“Le père et le trois qui détermine un” – Iaci Torres Padua



Quelle serait la liaison de la fonction du père avec le trois en tant que réel impossible ?

Avec Freud, et ultérieurement avec Lacan, nous discuterons cette question du père et du trois qui détermine un.

L’histoire de la pensée des hommes montre une première croyance, celle des dieux étant nombreux et provenant du réel: puisqu´il y avait une interaction avec les hommes, ils étaient alors bien réels. Toujours en fonction d´une pression maintenue par des intérêts du pouvoir, et même économiques, la supposition de l´existence de plusieurs dieux réels est échangée contre celle d´un dieu unique, devenue impérative et installant le monothéisme dans le monde. Puis vint une nouvelle lutte, une lutte qui montre que la loi est également une force et exerce de la pression. Le monothéisme installé, le choc est limité par des distinctions en termes de divergences adoucies, en même temps que fortement soutenues par l´empire de la vérité. Cette division de la pensée exigeait les définitions des lois de Dieu qui se sont appuyées sur l´écriture de ces mêmes lois. C’est la scission entre les Juifs: ceux qui sont devenus chrétiens, croyant que le Christ était le Messie envoyé par Dieu, et ceux qui sont restés juifs, dans l’attente du Messie. Ceux qui sont devenus chrétiens étaient d´accord avec la rédaction de la loi sacrée établie par Paul de Tarse, suite à la révélation du christianisme dans la Sainte Trinité, soit le père, Dieu, comme trois: le père, le fils et le saint-esprit. Ces savoirs émergeants sont supposés dans le réel comme savoir de Dieu.

 

Lorsque Freud avance, en 1925, « Quelques notes supplémentaires sur l’interprétation des rêves dans son ensemble », il dit sur ces notes ce qui n’était pas dit dans ses deux livres. Il s’agit d’un supplément, car il donne suite à ce qu´il y articule, sans toutefois y être.

 

Nous savons que face au désir inconscient par la voie des rêves, Freud assume la voie de l’interprétation comme la voie royale vers la connaissance des activités inconscientes de la vie animique et se retrouve confronté au fait que le désir inconscient est infantile, sexuel et imbattable.
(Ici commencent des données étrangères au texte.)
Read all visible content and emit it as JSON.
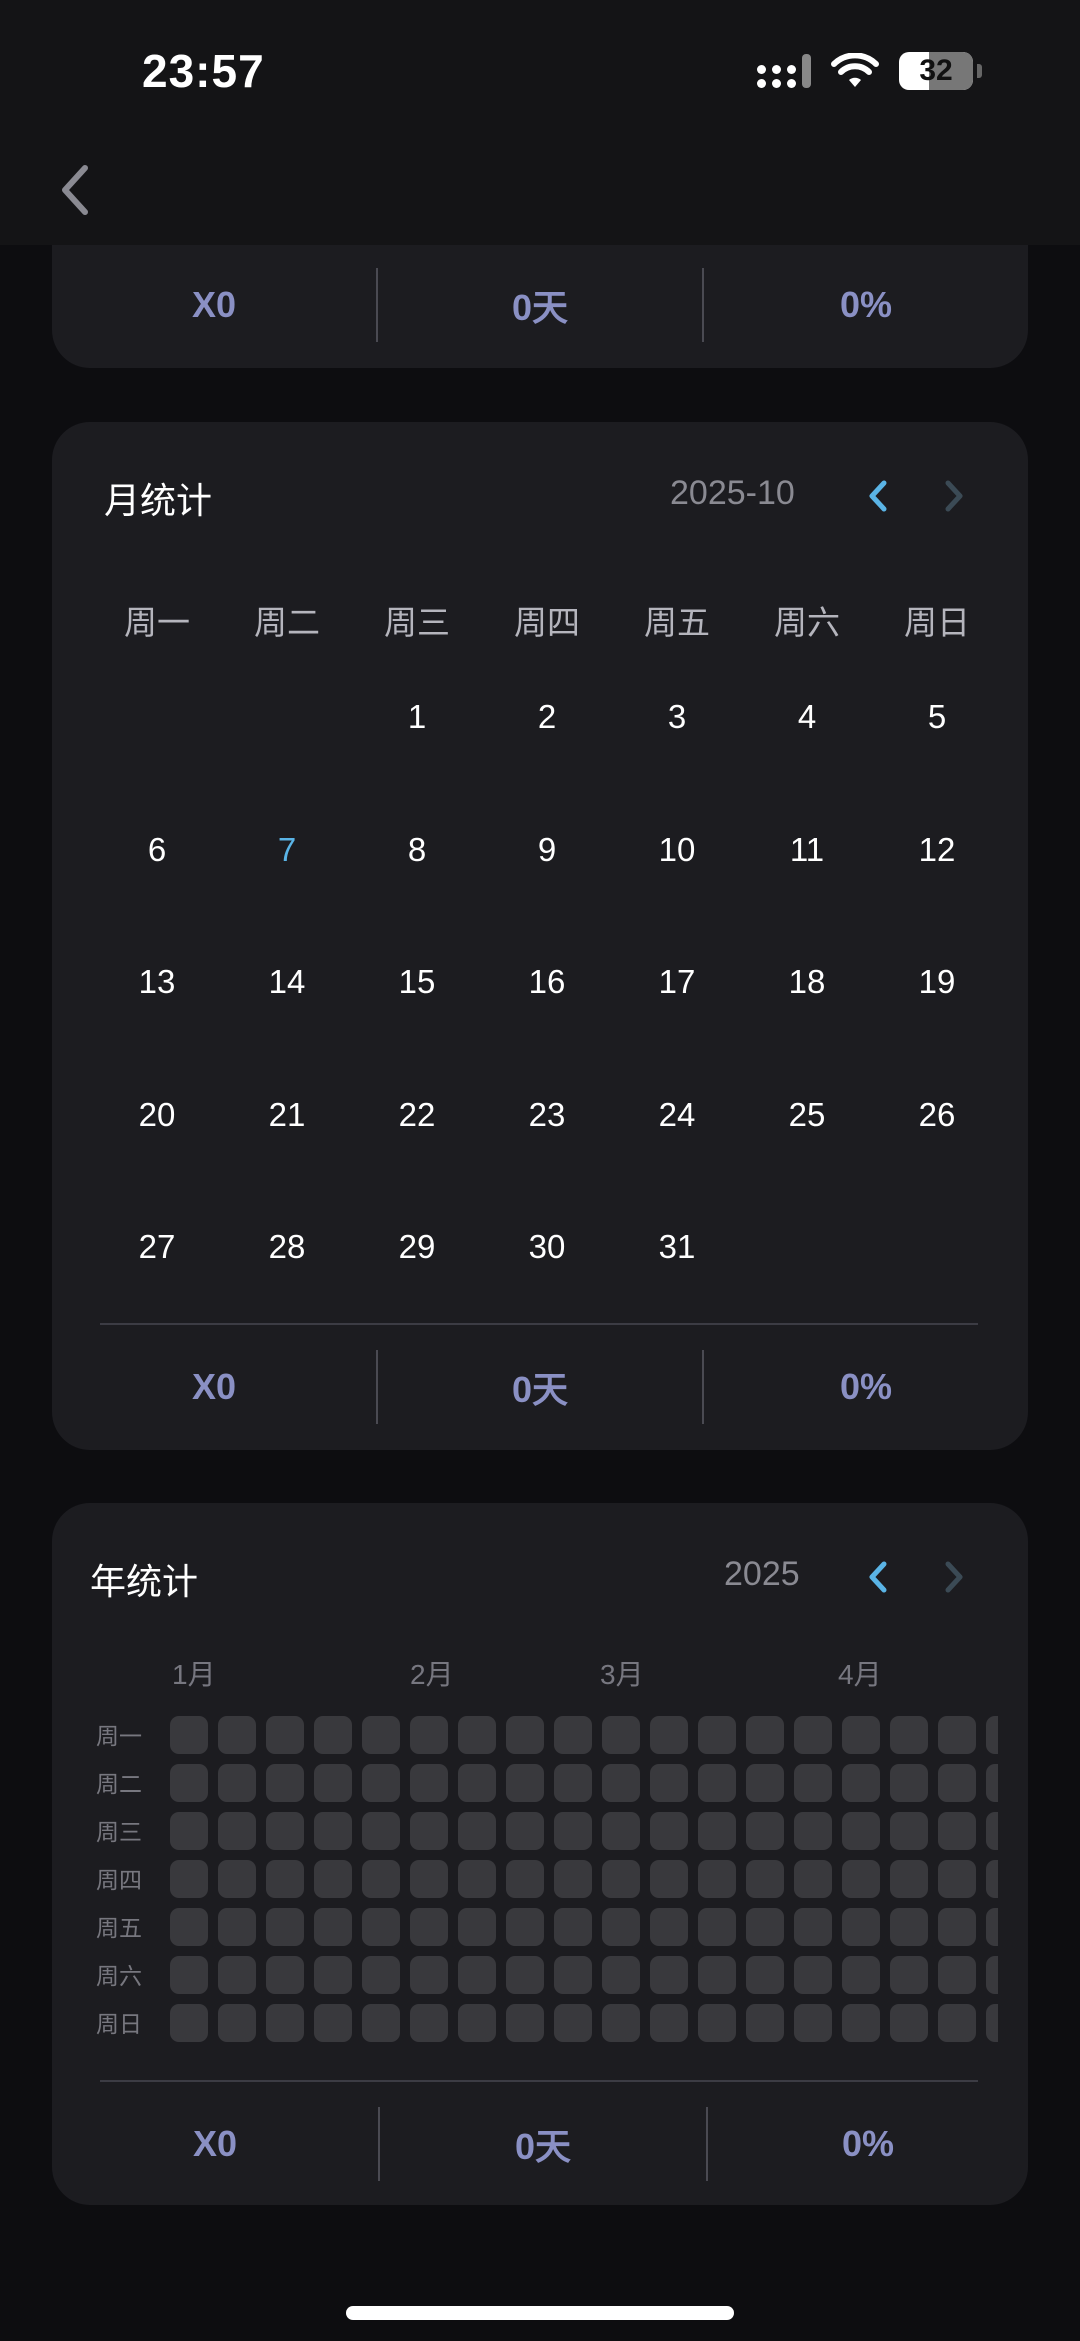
{
  "status_bar": {
    "time": "23:57",
    "battery": "32"
  },
  "top_card": {
    "stats": [
      "X0",
      "0天",
      "0%"
    ]
  },
  "month_card": {
    "title": "月统计",
    "period": "2025-10",
    "weekdays": [
      "周一",
      "周二",
      "周三",
      "周四",
      "周五",
      "周六",
      "周日"
    ],
    "weeks": [
      [
        "",
        "",
        "1",
        "2",
        "3",
        "4",
        "5"
      ],
      [
        "6",
        "7",
        "8",
        "9",
        "10",
        "11",
        "12"
      ],
      [
        "13",
        "14",
        "15",
        "16",
        "17",
        "18",
        "19"
      ],
      [
        "20",
        "21",
        "22",
        "23",
        "24",
        "25",
        "26"
      ],
      [
        "27",
        "28",
        "29",
        "30",
        "31",
        "",
        ""
      ]
    ],
    "today": "7",
    "stats": [
      "X0",
      "0天",
      "0%"
    ]
  },
  "year_card": {
    "title": "年统计",
    "period": "2025",
    "months": [
      "1月",
      "2月",
      "3月",
      "4月"
    ],
    "row_labels": [
      "周一",
      "周二",
      "周三",
      "周四",
      "周五",
      "周六",
      "周日"
    ],
    "stats": [
      "X0",
      "0天",
      "0%"
    ]
  },
  "colors": {
    "accent": "#5ab4e6",
    "stat": "#8a90c4",
    "card": "#1c1c20",
    "cell": "#39393d"
  },
  "icons": {
    "back": "chevron-left-icon",
    "prev": "chevron-left-icon",
    "next": "chevron-right-icon"
  }
}
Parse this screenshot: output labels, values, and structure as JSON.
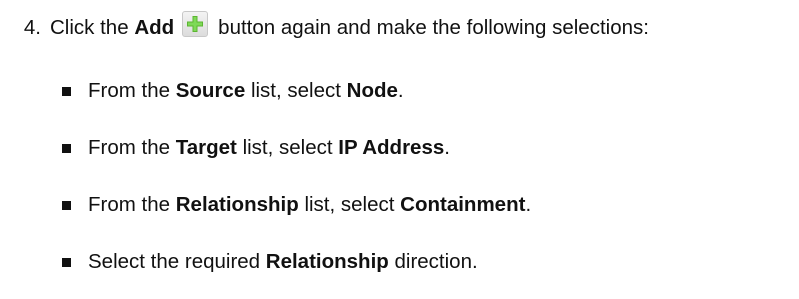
{
  "step": {
    "number": "4.",
    "intro_before": "Click the",
    "intro_button": "Add",
    "intro_after": "button again and make the following selections:",
    "add_icon": "green-plus-icon"
  },
  "bullets": [
    {
      "pre": "From the",
      "term": "Source",
      "mid": "list, select",
      "value": "Node",
      "end": "."
    },
    {
      "pre": "From the",
      "term": "Target",
      "mid": "list, select",
      "value": "IP Address",
      "end": "."
    },
    {
      "pre": "From the",
      "term": "Relationship",
      "mid": "list, select",
      "value": "Containment",
      "end": "."
    },
    {
      "pre": "Select the required",
      "term": "Relationship",
      "mid": "direction.",
      "value": "",
      "end": ""
    }
  ],
  "colors": {
    "text": "#111111",
    "icon_green": "#5cb531"
  }
}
Pour lui, il s’agit d’un travail qui ne pense pas, ne calcule pas, ne juge pas, qui se limite à donner aux choses une nouvelle forme.

 

Et c´est parce qu´il continue à travailler, pour entrer dans l’inconscient, que Freud se voit confronté aux limites de l’interprétation et à l’exigence de l´entrée de l´analyste par un autre biais: comment l´analyste, en présence, peut toucher ce symptôme qui ne cède pas, se révélant également par une jouissance, une satisfaction de ce sujet constitué, soutenu par certaines chaînes signifiantes ? L’interprétation, qui jusque-là constituait ce sujet par les signifiants révélés par son histoire, vécue dans son discours, dans l´analyse, n´entreprend plus de mouvement pour poursuivre dans cette constitution particulière, se heurtant à des limites. Nous pouvons dire aussi que si le désir se révèle par la voie du signifiant, la demande, à son tour, reste en tant que plainte et revendication, toujours poussée par le même désir. Dans sa jonction et disjonction, dans la demande et le désir, par la voie de l´interprétation, ne relance pas la demande : quand est-ce que la demande ne sera plus plainte pour devenir vérité révélée ?

 

C´est justement cela qui m´a stimulée dans ce titre qui exige, pour le penser et repenser, la nécessité logique du retour à Freud, le père de la psychanalyse, dans sa découverte à travers les relancées insistantes de sa demande d´ entrée dans l´inconscient. Nous retrouvons ces relancées de la demande vers son concept de désir inconscient. Il est fort probable qu´il s´agisse de cette distinction, assez approfondie pour lui, entre demande et désir, et par là même nous présenter le fantasme en tant que constituant du sujet. Le retour à Freud est le point de départ nécessaire, j´insiste, pour une logique.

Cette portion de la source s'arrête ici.